Which one of the following is likely to give a precipitate with AgNO$$_3$$ solution?

We first recall the standard qualitative test: when an alkyl (or benzyl/allyl) halide is treated with ethanolic silver nitrate, the halide ion $$X^-$$ that departs from the molecule combines with the silver ion $$Ag^+$$ to form a curdy white precipitate of silver halide $$AgX$$.

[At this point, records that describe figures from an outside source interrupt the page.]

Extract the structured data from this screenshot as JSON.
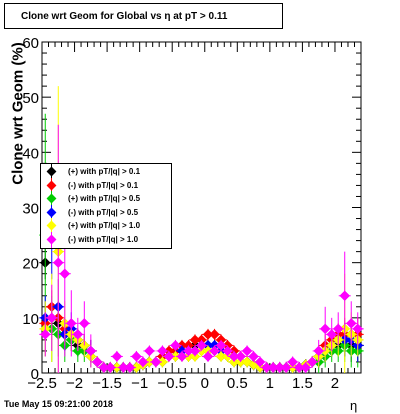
{
  "chart_data": {
    "type": "scatter",
    "title": "Clone wrt Geom for Global vs   η at pT > 0.11",
    "ylabel": "Clone wrt Geom (%)",
    "xlabel": "η",
    "xlim": [
      -2.5,
      2.4
    ],
    "ylim": [
      0,
      60
    ],
    "x_ticks": [
      "−2.5",
      "−2",
      "−1.5",
      "−1",
      "−0.5",
      "0",
      "0.5",
      "1",
      "1.5",
      "2"
    ],
    "x_tick_values": [
      -2.5,
      -2,
      -1.5,
      -1,
      -0.5,
      0,
      0.5,
      1,
      1.5,
      2
    ],
    "y_ticks": [
      "0",
      "10",
      "20",
      "30",
      "40",
      "50",
      "60"
    ],
    "y_tick_values": [
      0,
      10,
      20,
      30,
      40,
      50,
      60
    ],
    "legend_position": "left",
    "series": [
      {
        "name": "(+) with pT/|q| > 0.1",
        "color": "#000000",
        "x": [
          -2.45,
          -2.35,
          -2.25,
          -2.15,
          -2.05,
          -1.95,
          -1.85,
          -1.75,
          -1.65,
          -1.55,
          -1.45,
          -1.35,
          -1.25,
          -1.15,
          -1.05,
          -0.95,
          -0.85,
          -0.75,
          -0.65,
          -0.55,
          -0.45,
          -0.35,
          -0.25,
          -0.15,
          -0.05,
          0.05,
          0.15,
          0.25,
          0.35,
          0.45,
          0.55,
          0.65,
          0.75,
          0.85,
          0.95,
          1.05,
          1.15,
          1.25,
          1.35,
          1.45,
          1.55,
          1.65,
          1.75,
          1.85,
          1.95,
          2.05,
          2.15,
          2.25,
          2.35
        ],
        "y": [
          20,
          10,
          9,
          7,
          6,
          5,
          5,
          4,
          2,
          1,
          1,
          1,
          1,
          1,
          1,
          1.5,
          2,
          2,
          3,
          3,
          3,
          4,
          4,
          5,
          5,
          5,
          5,
          4,
          3,
          2,
          2,
          2,
          1.5,
          1,
          1,
          1,
          1,
          1,
          1,
          1,
          1.5,
          2,
          3,
          4,
          5,
          5,
          6,
          5,
          5
        ],
        "err": [
          3,
          3,
          3,
          2,
          2,
          2,
          2,
          2,
          1,
          1,
          1,
          1,
          1,
          1,
          1,
          1,
          1,
          1,
          1,
          1,
          1,
          1,
          1,
          1,
          1,
          1,
          1,
          1,
          1,
          1,
          1,
          1,
          1,
          1,
          1,
          1,
          1,
          1,
          1,
          1,
          1,
          1,
          2,
          2,
          2,
          2,
          3,
          3,
          3
        ]
      },
      {
        "name": "(-) with pT/|q| > 0.1",
        "color": "#ff0000",
        "x": [
          -2.45,
          -2.35,
          -2.25,
          -2.15,
          -2.05,
          -1.95,
          -1.85,
          -1.75,
          -1.65,
          -1.55,
          -1.45,
          -1.35,
          -1.25,
          -1.15,
          -1.05,
          -0.95,
          -0.85,
          -0.75,
          -0.65,
          -0.55,
          -0.45,
          -0.35,
          -0.25,
          -0.15,
          -0.05,
          0.05,
          0.15,
          0.25,
          0.35,
          0.45,
          0.55,
          0.65,
          0.75,
          0.85,
          0.95,
          1.05,
          1.15,
          1.25,
          1.35,
          1.45,
          1.55,
          1.65,
          1.75,
          1.85,
          1.95,
          2.05,
          2.15,
          2.25,
          2.35
        ],
        "y": [
          9,
          12,
          10,
          8,
          7,
          6,
          5,
          4,
          2,
          1,
          1,
          1,
          1,
          1,
          1,
          1.5,
          2,
          2,
          3,
          4,
          4,
          5,
          5,
          6,
          6,
          7,
          7,
          6,
          5,
          4,
          3,
          2,
          1.5,
          1,
          1,
          1,
          1,
          1,
          1,
          1,
          1.5,
          2,
          3,
          5,
          6,
          7,
          7,
          7,
          7
        ],
        "err": [
          3,
          3,
          3,
          2,
          2,
          2,
          2,
          2,
          1,
          1,
          1,
          1,
          1,
          1,
          1,
          1,
          1,
          1,
          1,
          1,
          1,
          1,
          1,
          1,
          1,
          1,
          1,
          1,
          1,
          1,
          1,
          1,
          1,
          1,
          1,
          1,
          1,
          1,
          1,
          1,
          1,
          1,
          2,
          2,
          2,
          2,
          3,
          3,
          3
        ]
      },
      {
        "name": "(+) with pT/|q| > 0.5",
        "color": "#00cc00",
        "x": [
          -2.45,
          -2.35,
          -2.25,
          -2.15,
          -2.05,
          -1.95,
          -1.85,
          -1.75,
          -1.65,
          -1.55,
          -1.45,
          -1.35,
          -1.25,
          -1.15,
          -1.05,
          -0.95,
          -0.85,
          -0.75,
          -0.65,
          -0.55,
          -0.45,
          -0.35,
          -0.25,
          -0.15,
          -0.05,
          0.05,
          0.15,
          0.25,
          0.35,
          0.45,
          0.55,
          0.65,
          0.75,
          0.85,
          0.95,
          1.05,
          1.15,
          1.25,
          1.35,
          1.45,
          1.55,
          1.65,
          1.75,
          1.85,
          1.95,
          2.05,
          2.15,
          2.25,
          2.35
        ],
        "y": [
          25,
          8,
          7,
          5,
          6,
          4,
          4,
          3,
          2,
          1,
          1,
          1,
          1,
          1,
          1,
          1.5,
          2,
          2,
          2,
          3,
          3,
          3,
          3,
          4,
          4,
          4,
          4,
          3,
          3,
          2,
          2,
          2,
          1.5,
          1,
          1,
          1,
          1,
          1,
          1,
          1,
          1.5,
          2,
          2,
          3,
          4,
          4,
          5,
          4,
          4
        ],
        "err": [
          22,
          6,
          4,
          3,
          2,
          2,
          2,
          2,
          1,
          1,
          1,
          1,
          1,
          1,
          1,
          1,
          1,
          1,
          1,
          1,
          1,
          1,
          1,
          1,
          1,
          1,
          1,
          1,
          1,
          1,
          1,
          1,
          1,
          1,
          1,
          1,
          1,
          1,
          1,
          1,
          1,
          1,
          2,
          2,
          2,
          2,
          3,
          3,
          3
        ]
      },
      {
        "name": "(-) with pT/|q| > 0.5",
        "color": "#0000ff",
        "x": [
          -2.45,
          -2.35,
          -2.25,
          -2.15,
          -2.05,
          -1.95,
          -1.85,
          -1.75,
          -1.65,
          -1.55,
          -1.45,
          -1.35,
          -1.25,
          -1.15,
          -1.05,
          -0.95,
          -0.85,
          -0.75,
          -0.65,
          -0.55,
          -0.45,
          -0.35,
          -0.25,
          -0.15,
          -0.05,
          0.05,
          0.15,
          0.25,
          0.35,
          0.45,
          0.55,
          0.65,
          0.75,
          0.85,
          0.95,
          1.05,
          1.15,
          1.25,
          1.35,
          1.45,
          1.55,
          1.65,
          1.75,
          1.85,
          1.95,
          2.05,
          2.15,
          2.25,
          2.35
        ],
        "y": [
          10,
          25,
          12,
          7,
          8,
          6,
          5,
          4,
          2,
          1,
          1,
          1,
          1,
          1,
          1,
          1.5,
          2,
          2,
          2,
          3,
          3,
          4,
          4,
          4,
          5,
          5,
          5,
          4,
          3,
          3,
          2,
          2,
          1.5,
          1,
          1,
          1,
          1,
          1,
          1,
          1,
          1.5,
          2,
          3,
          4,
          5,
          6,
          6,
          6,
          5
        ],
        "err": [
          4,
          8,
          5,
          3,
          3,
          2,
          2,
          2,
          1,
          1,
          1,
          1,
          1,
          1,
          1,
          1,
          1,
          1,
          1,
          1,
          1,
          1,
          1,
          1,
          1,
          1,
          1,
          1,
          1,
          1,
          1,
          1,
          1,
          1,
          1,
          1,
          1,
          1,
          1,
          1,
          1,
          1,
          2,
          2,
          2,
          2,
          3,
          3,
          3
        ]
      },
      {
        "name": "(+) with pT/|q| > 1.0",
        "color": "#ffff00",
        "x": [
          -2.45,
          -2.35,
          -2.25,
          -2.15,
          -2.05,
          -1.95,
          -1.85,
          -1.75,
          -1.65,
          -1.55,
          -1.45,
          -1.35,
          -1.25,
          -1.15,
          -1.05,
          -0.95,
          -0.85,
          -0.75,
          -0.65,
          -0.55,
          -0.45,
          -0.35,
          -0.25,
          -0.15,
          -0.05,
          0.05,
          0.15,
          0.25,
          0.35,
          0.45,
          0.55,
          0.65,
          0.75,
          0.85,
          0.95,
          1.05,
          1.15,
          1.25,
          1.35,
          1.45,
          1.55,
          1.65,
          1.75,
          1.85,
          1.95,
          2.05,
          2.15,
          2.25,
          2.35
        ],
        "y": [
          8,
          10,
          22,
          9,
          7,
          6,
          5,
          3,
          2,
          1,
          1,
          1,
          1,
          1,
          1,
          1.5,
          2,
          2,
          2,
          3,
          3,
          3,
          3,
          3,
          4,
          4,
          4,
          3,
          3,
          2,
          2,
          2,
          1.5,
          1,
          1,
          1,
          1,
          1,
          1,
          1,
          1.5,
          2,
          3,
          4,
          5,
          6,
          8,
          7,
          6
        ],
        "err": [
          5,
          8,
          30,
          4,
          3,
          2,
          2,
          2,
          1,
          1,
          1,
          1,
          1,
          1,
          1,
          1,
          1,
          1,
          1,
          1,
          1,
          1,
          1,
          1,
          1,
          1,
          1,
          1,
          1,
          1,
          1,
          1,
          1,
          1,
          1,
          1,
          1,
          1,
          1,
          1,
          1,
          1,
          2,
          2,
          2,
          3,
          10,
          4,
          3
        ]
      },
      {
        "name": "(-) with pT/|q| > 1.0",
        "color": "#ff00ff",
        "x": [
          -2.45,
          -2.35,
          -2.25,
          -2.15,
          -2.05,
          -1.95,
          -1.85,
          -1.75,
          -1.65,
          -1.55,
          -1.45,
          -1.35,
          -1.25,
          -1.15,
          -1.05,
          -0.95,
          -0.85,
          -0.75,
          -0.65,
          -0.55,
          -0.45,
          -0.35,
          -0.25,
          -0.15,
          -0.05,
          0.05,
          0.15,
          0.25,
          0.35,
          0.45,
          0.55,
          0.65,
          0.75,
          0.85,
          0.95,
          1.05,
          1.15,
          1.25,
          1.35,
          1.45,
          1.55,
          1.65,
          1.75,
          1.85,
          1.95,
          2.05,
          2.15,
          2.25,
          2.35
        ],
        "y": [
          7,
          10,
          20,
          18,
          9,
          7,
          9,
          4,
          2,
          1,
          1,
          3,
          1,
          1,
          3,
          2,
          4,
          2,
          4,
          3,
          5,
          3,
          4,
          4,
          5,
          3,
          4,
          5,
          4,
          3,
          3,
          4,
          3,
          2,
          1,
          1,
          1,
          1,
          2,
          1,
          1,
          2,
          4,
          8,
          7,
          8,
          14,
          9,
          8
        ],
        "err": [
          4,
          6,
          25,
          15,
          6,
          3,
          4,
          3,
          1,
          1,
          1,
          1,
          1,
          1,
          1,
          1,
          1,
          1,
          1,
          1,
          1,
          1,
          1,
          1,
          1,
          1,
          1,
          1,
          1,
          1,
          1,
          1,
          1,
          1,
          1,
          1,
          1,
          1,
          1,
          1,
          1,
          1,
          2,
          4,
          3,
          3,
          8,
          4,
          3
        ]
      }
    ]
  },
  "footer": {
    "timestamp": "Tue May 15 09:21:00 2018"
  }
}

This observation is explained by the nucleophilic substitution mechanism. The rate of substitution for chlorides follows the order

$$\text{tert-alkyl chloride} > \text{sec-alkyl chloride} > \text{prim-alkyl chloride} \gg \text{vinyl or aryl chloride}.$$

Now we analyse each option one by one.

Option A : $$CH_2 = CH{-}Cl$$ (vinyl chloride)
The chlorine atom here is directly attached to an $$sp^2$$ hybridised carbon of a C=C double bond. Such $$C{-}Cl$$ bonds are very strong and do not undergo the usual $$S_N1$$ or $$S_N2$$ processes in ethanolic $$AgNO_3$$. Hence no chloride ion is liberated, so no $$AgCl$$ precipitate forms.

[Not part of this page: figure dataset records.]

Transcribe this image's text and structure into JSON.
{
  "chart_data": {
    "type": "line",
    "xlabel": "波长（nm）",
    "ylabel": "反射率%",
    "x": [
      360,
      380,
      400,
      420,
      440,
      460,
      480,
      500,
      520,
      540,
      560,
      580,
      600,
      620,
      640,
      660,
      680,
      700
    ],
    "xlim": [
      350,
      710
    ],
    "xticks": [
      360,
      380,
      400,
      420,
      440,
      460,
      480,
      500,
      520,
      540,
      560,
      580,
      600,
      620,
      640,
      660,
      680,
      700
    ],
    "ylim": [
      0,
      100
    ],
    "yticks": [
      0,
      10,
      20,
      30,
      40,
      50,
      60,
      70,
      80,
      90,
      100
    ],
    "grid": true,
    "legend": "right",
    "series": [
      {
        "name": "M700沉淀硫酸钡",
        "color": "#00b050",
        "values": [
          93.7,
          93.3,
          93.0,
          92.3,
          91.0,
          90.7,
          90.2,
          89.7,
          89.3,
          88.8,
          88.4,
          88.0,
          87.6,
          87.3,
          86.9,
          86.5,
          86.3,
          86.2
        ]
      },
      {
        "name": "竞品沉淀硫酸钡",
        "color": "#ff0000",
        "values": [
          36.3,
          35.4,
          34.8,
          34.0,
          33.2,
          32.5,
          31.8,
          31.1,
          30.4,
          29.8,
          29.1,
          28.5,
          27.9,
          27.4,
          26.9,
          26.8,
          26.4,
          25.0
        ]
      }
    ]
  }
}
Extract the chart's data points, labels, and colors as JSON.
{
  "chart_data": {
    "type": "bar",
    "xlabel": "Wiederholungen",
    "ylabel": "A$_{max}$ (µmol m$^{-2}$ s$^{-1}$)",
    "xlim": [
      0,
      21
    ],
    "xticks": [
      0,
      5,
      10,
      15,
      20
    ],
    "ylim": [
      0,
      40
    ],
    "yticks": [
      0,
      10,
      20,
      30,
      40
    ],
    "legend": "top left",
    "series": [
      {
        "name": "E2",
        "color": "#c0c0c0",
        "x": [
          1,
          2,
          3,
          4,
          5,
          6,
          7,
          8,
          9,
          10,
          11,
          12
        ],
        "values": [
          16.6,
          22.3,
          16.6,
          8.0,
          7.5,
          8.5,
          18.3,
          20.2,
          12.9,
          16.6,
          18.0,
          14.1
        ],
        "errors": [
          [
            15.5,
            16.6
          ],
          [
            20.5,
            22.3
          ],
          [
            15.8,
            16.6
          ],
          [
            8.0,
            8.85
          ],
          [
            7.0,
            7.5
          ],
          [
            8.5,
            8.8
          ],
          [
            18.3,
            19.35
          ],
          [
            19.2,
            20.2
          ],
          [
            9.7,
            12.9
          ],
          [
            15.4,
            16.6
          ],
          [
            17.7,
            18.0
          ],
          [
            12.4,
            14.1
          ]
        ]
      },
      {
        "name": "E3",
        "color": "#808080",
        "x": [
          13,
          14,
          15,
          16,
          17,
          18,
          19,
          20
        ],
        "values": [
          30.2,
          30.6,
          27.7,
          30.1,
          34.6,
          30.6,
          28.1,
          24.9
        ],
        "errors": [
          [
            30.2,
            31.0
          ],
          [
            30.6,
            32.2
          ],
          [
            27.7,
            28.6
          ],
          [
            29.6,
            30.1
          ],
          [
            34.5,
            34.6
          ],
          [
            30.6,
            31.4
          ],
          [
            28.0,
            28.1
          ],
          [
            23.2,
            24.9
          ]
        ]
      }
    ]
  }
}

Option B : $$(CH_3)_3CCl$$ (tert-butyl chloride)
This chloride is tertiary. In ethanolic medium the $$C{-}Cl$$ bond ionises readily to give the stable tert-butyl carbocation $$\,(CH_3)_3C^+\,$$ and the chloride ion $$Cl^-$$:

$$ (CH_3)_3CCl \;\longrightarrow\; (CH_3)_3C^+ + Cl^- $$

The released $$Cl^-$$ immediately reacts with silver ion to give an insoluble precipitate:

$$ Ag^+ + Cl^- \;\longrightarrow\; AgCl\downarrow $$

So a white precipitate appears quickly.

Option C : $$CCl_4$$ (carbon tetrachloride)
Although $$CCl_4$$ contains four chlorine atoms, the central carbon has no empty orbital for coordination and the molecule is quite resistant to ionisation in protic solvents. Therefore $$Cl^-$$ is not produced and no precipitate is observed.

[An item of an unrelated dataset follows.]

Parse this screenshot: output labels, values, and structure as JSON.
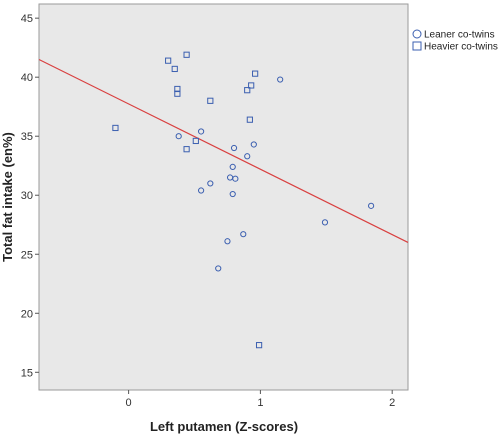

Option D : $$CHCl_3$$ (chloroform)
Chloroform is also rather inert toward substitution under these conditions; the $$C{-}Cl$$ bonds are not cleaved by ethanolic $$AgNO_3$$, so again no $$Cl^-$$ is released.

Among the four compounds, only the tertiary chloride $$(CH_3)_3CCl$$ readily furnishes chloride ions that can precipitate silver as $$AgCl$$.

Hence, the correct answer is Option 2.